Catholic Church Times

Holy Saturday

Feast Day
April 4

Holy Saturday is the day on which the Church keeps watch at the Lord's tomb, meditating on his Passion and Death and on his descent to the dead, professed in the Apostles' Creed. No Mass is celebrated and the sacraments, with the exception of Penance and the Anointing of the Sick (the latter only as Viaticum), are not administered.

After nightfall, the Church celebrates the Easter Vigil, called by Saint Augustine the mother of all vigils and described in the Roman Missal as the greatest and most noble of all solemnities. The Vigil has four parts: the Solemnity of Light, including the blessing of the new fire, the lighting of the Paschal candle, and the singing of the Exsultet; the Liturgy of the Word, with up to seven readings from the Old Testament tracing salvation history, followed by the Epistle and Gospel of the Resurrection; the Baptismal Liturgy, in which catechumens are baptized and confirmed and the faithful renew their baptismal promises; and the Liturgy of the Eucharist, the first Mass of Easter.

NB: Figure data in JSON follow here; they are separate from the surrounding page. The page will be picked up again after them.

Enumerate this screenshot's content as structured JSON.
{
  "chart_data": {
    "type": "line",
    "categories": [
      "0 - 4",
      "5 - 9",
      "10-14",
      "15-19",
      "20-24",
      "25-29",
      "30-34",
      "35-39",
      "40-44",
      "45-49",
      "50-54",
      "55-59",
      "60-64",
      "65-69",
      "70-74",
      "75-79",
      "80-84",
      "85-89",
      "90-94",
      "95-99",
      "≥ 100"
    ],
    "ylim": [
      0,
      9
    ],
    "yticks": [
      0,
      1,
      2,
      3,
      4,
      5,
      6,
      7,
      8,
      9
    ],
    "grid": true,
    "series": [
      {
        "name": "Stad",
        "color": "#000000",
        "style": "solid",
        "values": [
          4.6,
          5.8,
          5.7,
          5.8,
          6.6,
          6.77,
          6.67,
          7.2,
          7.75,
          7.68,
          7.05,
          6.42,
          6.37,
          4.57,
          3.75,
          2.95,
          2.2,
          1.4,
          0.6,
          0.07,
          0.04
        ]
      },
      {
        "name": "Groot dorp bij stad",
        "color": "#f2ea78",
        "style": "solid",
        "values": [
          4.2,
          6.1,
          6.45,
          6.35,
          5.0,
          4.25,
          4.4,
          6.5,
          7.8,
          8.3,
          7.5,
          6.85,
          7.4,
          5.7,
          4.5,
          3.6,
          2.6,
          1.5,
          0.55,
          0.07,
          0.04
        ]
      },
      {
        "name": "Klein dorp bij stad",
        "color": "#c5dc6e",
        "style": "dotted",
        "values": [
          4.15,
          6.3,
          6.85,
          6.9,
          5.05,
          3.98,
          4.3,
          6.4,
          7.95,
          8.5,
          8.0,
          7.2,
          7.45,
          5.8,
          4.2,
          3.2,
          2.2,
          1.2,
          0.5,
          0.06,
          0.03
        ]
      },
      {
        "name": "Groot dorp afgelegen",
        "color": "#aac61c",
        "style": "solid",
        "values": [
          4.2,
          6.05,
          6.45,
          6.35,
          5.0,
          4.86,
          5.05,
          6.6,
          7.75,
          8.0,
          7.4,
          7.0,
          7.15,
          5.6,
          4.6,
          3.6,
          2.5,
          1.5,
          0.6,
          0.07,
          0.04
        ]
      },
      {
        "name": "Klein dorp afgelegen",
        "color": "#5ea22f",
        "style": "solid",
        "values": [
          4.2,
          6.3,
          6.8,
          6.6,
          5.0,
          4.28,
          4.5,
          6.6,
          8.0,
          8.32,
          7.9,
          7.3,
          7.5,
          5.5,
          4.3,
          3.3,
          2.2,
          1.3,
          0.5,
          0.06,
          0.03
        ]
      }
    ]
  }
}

The Vigil must begin after nightfall and end before daybreak (Roman Missal, rubric for Holy Saturday). It is the principal moment for the celebration of Christian initiation in the Roman Rite.

Holy Saturday is a day of silence between Cross and Resurrection. In his 2007 Holy Saturday homily, Pope Benedict XVI described it as the day of the hiddenness of God, the day on which we wait. The Easter Vigil that follows is the liturgical center of the entire year. The Catechism of the Catholic Church (1169) calls Easter the Feast of feasts, and the Vigil the heart of all Christian liturgy. In the lighting of the Paschal candle and the proclamation of the Exsultet, the Church proclaims that Christ has conquered death, and in the Baptismal Liturgy she gives birth to new children of God.